As I looked through the review section of my textbook only every second or third question I read I knew how to approach, despite them being on par in terms of difficulty with the others (as per the layout of the book). If you could help me with these questions, and maybe help patch the hole in my understanding along the way, that would be great.

1.Seven people are to be seated in a row. Calculate the number of ways in which this can be done so that two particular persons, A and B, always have exactly one of the others between them.

I know that the total number of ways the 7 people can be seated is 7! = 5040, but where do I go from here?

2.Determine the number of possible permutations (from digits 1 through to 9) when the digits 1 and 2 are together but not necessarily in that order.

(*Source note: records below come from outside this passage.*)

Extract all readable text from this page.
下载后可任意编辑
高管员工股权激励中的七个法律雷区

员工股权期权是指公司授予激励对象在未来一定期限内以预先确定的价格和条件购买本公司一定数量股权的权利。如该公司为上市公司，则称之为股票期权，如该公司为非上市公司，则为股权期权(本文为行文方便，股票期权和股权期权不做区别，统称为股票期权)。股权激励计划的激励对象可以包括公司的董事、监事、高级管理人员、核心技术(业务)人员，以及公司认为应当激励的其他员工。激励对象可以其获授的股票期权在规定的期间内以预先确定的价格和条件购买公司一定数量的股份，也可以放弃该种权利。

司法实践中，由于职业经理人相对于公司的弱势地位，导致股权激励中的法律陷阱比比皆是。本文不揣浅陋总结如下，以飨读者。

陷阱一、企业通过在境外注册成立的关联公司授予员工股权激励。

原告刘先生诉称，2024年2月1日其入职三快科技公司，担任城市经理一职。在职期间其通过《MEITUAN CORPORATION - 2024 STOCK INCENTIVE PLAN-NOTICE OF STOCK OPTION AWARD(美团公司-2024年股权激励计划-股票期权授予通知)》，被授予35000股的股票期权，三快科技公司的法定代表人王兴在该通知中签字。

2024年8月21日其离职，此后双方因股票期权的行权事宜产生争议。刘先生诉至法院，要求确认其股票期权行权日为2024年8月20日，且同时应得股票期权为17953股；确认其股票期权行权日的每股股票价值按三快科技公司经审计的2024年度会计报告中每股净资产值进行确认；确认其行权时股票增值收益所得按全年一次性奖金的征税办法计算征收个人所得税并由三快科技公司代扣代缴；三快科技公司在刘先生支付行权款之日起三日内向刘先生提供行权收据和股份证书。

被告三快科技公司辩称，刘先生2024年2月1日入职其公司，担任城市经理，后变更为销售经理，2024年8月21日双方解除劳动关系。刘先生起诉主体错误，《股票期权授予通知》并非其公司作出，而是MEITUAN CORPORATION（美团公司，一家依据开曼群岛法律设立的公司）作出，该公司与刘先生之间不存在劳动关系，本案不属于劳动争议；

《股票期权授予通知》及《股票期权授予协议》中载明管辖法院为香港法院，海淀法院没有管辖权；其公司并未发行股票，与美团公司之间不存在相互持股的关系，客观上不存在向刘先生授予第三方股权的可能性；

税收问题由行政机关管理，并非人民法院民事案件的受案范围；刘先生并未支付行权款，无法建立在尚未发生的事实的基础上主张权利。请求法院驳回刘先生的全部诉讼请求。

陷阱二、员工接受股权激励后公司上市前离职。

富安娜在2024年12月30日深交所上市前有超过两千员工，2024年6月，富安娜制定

First, I calculated the total number of permutations to be 9! = 362880. I figured that if 1 and 2 are together, we can count that as 1 digit; "12" or "21". Therefore, we now have only 8 digits in the set. The total way the new combined digit can be arranged is 2! = 2. I don't know where to go from here. I tried 9!/2(8!) but got 42 (the answer is 48).

3.There are 10 chairs in a row:

a) In how many ways can three people be seated?

10 x 9 x 8 = 720.

b) In how many of these will the two end chairs be occupied?

c) In how many of these will the two end chairs be empty?

4.All possible three-digit numbers are formed from the odd digits {1, 3, 5, 7, 9},

a) How many such numbers are possible if each digit is used only once?

5 x 4 x 3 = 60

b) How many of the numbers from part a are lager than 350?

I know that in order to achieve that, the number must start with either a 3, 5, 7, or 9, but I don't know how to go about that mathematically. I tried removing 1 from the set, leaving me only 4 numbers, and then doing 4 x 3 x 2 = 24, but was wrong.

Thanks for your help, it is greatly appreciated.